Here’s an interesting story, just published in the Guardian.
A Director of Land Securities, the FTSE 100 company who are the developers behind the planned destruction of Lodge Hill SSSI, was about to be appointed as a Trustee of London Wildlife Trust. Marc Cadwaladr had been about to be brought onto the LWT Trustee Board for his “fantastic finance skills along with experience with one of London’s largest property developers”. Financial skills, and perhaps his numerous contacts in the City, who could provide philanthropic support for the charity.
At the last minute he has withdrawn from the appointment saying “it doesn’t feel right to let my name go forward for election as a trustee of the London Wildlife Trust.”
Given that Medway approved planning permission for Lodge Hill SSSI to be destroyed by Land Securities on the 5th September, it does make one wonder why he felt that it was right to become a Trustee of a wildlife charity at that point, and indeed for the preceding period when Land Securities had been planning the destruction of Lodge Hill (about 5 years.)

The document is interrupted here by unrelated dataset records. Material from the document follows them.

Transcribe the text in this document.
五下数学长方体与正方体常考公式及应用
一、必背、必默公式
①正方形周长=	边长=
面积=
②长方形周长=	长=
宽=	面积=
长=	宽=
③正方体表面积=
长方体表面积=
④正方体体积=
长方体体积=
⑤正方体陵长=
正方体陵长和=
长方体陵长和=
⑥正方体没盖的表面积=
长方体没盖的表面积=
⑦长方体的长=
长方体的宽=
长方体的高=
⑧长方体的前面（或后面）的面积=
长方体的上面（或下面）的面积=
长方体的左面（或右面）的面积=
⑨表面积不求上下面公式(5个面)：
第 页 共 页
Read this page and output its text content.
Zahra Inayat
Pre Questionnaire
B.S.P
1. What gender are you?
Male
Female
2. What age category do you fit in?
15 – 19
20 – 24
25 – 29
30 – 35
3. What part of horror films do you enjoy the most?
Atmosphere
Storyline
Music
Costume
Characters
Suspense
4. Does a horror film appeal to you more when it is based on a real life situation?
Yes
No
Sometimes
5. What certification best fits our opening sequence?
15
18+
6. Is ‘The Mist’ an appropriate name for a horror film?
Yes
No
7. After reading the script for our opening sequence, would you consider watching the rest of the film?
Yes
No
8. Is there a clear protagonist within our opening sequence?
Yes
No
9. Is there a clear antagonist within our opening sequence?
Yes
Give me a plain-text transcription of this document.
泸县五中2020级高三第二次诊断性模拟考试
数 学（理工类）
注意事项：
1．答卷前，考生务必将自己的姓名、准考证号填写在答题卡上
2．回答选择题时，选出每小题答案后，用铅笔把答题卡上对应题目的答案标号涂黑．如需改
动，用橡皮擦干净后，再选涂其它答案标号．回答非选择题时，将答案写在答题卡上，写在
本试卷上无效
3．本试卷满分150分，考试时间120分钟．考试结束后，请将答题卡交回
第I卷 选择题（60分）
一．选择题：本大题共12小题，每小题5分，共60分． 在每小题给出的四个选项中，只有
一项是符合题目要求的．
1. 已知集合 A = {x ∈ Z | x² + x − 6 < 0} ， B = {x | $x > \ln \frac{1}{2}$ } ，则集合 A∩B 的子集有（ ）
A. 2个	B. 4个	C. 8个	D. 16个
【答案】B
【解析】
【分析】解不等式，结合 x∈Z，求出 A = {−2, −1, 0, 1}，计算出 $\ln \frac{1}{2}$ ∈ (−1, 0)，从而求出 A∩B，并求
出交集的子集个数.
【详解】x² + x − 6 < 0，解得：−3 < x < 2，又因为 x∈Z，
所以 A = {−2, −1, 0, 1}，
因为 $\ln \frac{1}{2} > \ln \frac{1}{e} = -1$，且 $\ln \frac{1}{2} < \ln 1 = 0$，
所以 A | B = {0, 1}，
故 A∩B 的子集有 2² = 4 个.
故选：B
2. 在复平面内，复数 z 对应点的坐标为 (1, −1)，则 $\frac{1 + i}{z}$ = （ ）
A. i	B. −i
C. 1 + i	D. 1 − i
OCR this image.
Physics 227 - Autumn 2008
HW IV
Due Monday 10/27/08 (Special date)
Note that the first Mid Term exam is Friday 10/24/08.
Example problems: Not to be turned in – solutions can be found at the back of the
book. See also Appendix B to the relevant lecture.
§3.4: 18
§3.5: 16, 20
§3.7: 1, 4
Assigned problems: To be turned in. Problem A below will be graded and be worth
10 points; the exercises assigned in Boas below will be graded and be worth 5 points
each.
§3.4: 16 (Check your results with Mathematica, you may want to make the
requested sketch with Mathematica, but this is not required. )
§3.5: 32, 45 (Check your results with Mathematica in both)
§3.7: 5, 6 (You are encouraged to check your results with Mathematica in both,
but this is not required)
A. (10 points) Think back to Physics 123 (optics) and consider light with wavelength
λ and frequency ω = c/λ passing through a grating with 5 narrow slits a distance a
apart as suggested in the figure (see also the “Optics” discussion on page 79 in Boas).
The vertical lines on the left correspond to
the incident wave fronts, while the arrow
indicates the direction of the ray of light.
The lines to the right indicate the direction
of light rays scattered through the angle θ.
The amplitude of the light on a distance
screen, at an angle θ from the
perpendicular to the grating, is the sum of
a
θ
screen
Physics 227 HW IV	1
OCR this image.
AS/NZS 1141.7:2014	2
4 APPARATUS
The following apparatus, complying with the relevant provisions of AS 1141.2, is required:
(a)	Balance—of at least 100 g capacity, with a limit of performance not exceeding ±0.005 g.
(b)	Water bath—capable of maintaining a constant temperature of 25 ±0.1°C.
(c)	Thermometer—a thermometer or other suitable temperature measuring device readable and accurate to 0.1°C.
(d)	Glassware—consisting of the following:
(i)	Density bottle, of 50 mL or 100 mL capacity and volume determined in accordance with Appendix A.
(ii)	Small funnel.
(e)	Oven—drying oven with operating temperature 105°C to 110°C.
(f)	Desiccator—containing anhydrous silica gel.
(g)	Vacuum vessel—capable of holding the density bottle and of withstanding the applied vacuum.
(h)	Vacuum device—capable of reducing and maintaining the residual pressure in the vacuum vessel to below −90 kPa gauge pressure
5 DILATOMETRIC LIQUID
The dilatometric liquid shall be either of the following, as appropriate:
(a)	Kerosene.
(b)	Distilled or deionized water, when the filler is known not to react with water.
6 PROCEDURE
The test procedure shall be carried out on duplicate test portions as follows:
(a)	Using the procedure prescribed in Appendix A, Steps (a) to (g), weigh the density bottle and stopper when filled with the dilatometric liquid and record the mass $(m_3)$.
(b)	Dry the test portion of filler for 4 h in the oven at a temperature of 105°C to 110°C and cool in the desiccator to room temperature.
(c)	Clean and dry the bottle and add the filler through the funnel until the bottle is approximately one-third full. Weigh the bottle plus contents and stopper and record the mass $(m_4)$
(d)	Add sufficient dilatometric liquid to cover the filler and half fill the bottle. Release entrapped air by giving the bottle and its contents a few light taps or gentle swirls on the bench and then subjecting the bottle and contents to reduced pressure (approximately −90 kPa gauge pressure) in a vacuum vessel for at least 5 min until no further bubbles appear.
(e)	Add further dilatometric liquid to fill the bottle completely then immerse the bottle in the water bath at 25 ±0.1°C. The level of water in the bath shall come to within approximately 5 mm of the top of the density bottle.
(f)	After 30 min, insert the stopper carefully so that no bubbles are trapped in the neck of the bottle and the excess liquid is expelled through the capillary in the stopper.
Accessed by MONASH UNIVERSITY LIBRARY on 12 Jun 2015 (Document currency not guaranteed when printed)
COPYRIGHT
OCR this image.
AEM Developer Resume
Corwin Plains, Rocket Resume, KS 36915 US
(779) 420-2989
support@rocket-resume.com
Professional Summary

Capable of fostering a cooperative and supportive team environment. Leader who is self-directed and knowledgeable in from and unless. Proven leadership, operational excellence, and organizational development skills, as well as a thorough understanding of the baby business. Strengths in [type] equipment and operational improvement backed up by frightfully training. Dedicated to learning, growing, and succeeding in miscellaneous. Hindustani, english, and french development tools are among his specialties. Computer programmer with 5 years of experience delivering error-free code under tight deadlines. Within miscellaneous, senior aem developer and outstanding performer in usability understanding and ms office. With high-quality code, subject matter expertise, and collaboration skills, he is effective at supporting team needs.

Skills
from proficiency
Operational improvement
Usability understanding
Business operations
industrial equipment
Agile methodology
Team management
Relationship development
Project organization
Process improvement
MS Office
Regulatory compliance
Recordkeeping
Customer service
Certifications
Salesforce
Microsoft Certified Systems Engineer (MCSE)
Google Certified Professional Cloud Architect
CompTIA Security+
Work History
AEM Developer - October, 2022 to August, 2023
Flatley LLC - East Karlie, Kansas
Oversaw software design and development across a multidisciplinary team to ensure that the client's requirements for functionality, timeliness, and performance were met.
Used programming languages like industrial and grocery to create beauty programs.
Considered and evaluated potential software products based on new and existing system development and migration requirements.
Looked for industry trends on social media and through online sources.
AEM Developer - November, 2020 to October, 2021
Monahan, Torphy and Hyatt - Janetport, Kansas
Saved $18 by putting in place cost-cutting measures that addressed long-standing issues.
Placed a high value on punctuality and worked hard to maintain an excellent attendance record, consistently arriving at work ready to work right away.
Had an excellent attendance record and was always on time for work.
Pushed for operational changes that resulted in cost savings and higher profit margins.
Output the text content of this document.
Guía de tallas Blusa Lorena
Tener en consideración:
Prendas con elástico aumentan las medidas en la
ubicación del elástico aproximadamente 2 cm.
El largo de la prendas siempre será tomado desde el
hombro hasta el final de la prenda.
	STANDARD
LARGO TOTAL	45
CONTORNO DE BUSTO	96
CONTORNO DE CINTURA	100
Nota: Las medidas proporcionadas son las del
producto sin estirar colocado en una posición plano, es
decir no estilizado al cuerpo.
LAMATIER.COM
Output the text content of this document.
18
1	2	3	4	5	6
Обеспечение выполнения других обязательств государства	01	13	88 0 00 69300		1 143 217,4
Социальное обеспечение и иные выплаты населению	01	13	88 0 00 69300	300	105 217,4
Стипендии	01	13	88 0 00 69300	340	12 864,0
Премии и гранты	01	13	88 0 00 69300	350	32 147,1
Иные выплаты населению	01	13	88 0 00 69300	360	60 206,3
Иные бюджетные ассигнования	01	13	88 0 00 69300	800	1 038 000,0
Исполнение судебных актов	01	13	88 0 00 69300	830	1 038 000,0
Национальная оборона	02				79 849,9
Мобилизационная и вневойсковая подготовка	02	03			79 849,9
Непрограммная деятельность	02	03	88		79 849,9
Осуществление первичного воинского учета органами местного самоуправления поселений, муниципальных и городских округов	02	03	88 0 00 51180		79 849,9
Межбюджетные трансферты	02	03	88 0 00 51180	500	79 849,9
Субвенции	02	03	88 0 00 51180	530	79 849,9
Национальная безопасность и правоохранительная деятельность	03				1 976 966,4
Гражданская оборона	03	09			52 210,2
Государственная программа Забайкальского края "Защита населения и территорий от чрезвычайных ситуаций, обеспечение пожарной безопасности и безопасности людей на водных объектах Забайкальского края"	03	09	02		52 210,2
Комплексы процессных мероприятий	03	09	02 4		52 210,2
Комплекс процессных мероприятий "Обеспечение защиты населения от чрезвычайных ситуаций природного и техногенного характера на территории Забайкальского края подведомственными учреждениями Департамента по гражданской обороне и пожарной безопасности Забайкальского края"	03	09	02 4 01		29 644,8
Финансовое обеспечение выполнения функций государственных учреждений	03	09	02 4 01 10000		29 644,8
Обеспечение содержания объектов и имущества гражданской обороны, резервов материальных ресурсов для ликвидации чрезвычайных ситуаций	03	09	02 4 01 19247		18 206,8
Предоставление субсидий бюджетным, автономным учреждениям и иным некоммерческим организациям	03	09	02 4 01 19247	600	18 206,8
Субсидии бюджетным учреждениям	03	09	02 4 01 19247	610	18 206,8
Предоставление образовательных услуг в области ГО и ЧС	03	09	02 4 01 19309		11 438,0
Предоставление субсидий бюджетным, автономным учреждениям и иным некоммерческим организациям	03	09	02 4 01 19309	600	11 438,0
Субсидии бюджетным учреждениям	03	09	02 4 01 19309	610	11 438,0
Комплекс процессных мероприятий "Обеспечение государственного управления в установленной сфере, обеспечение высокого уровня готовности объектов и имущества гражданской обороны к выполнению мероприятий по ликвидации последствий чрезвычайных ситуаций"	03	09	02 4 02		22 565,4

The article emphasises the fact that Charity Trustees act as individuals and should not seek to influence the work of the Charity to benefit their business interests, and I am sure that Mr Cadwaladr would not have had the slightest intention of doing that.
But there is another prospect: that Land Securities would have benefited from one of their Directors being a Trustee of a prominent wildlife charity. Perhaps it might have put them in a different, more positive light when appearing at a Public Inquiry, defending their “mitigation” proposals for Lodge Hill, for example: or Biodiversity Offsetting as it is also known. Mitigation proposals which include moving Lodge Hill’s nightingales to an SPA salt marsh in Essex, and moving over 30ha of nationally important scrub/grassland mosaic to an adjacent farm.
To whom would you be minded to offer commiserations I wonder?
Check out via Charity Commission the trustees of many of the Wildlife Trusts and indeed many other high profile charities, ok it may be deemed sceptical but one might be forgiven for concluding that many were using the positions as you describe.
Check out how many charities now have very strict appointment criteria, changes pushed through have seen many new trustees being invited rather than nominated from rank and file membership.
If financial contributions can secure a peerage, then greenwash or inside influence is easily arranged?
Thanks mud lark. It was interesting that LWT were originally “appointing” the new trustees, but they have now amended the wording to indicate the membership would have the opportunity to vote on them. Perhaps when Mr Cadwaladr realised his appointment might be challenged from the floor, he developed cold feet. Who knows?
According to a report in the Guardian …. LWT, which had said trustees could be appointed without a ballot of members since there are five vacancies, later clarified the issue saying members could vote either by attending the annual meeting or by arranging proxy votes.
Maybe I misread the report but if there were only sufficient nominations to fill vacancies then he had a safe ride. As for developers suffering cold feet, nah …. they’re like politicians, brazen in pursuit of serving self interest? I’m sure there are some of integrity out there and in the meantime of meeting them I remain a realistic agnostic!
In the interim would a WT or indeed any charity risk a membership rebellion at an AGM?
Hi Mark, it’s all a bit murky isn’t it? I’d keep an eye on goings on at LWT over the coming weeks, I predict a backlash to this little underhand move from staff and members. http://bit.ly/1vnSEEI
Thanks Spike. Anyone know what happened at the AGM yesterday?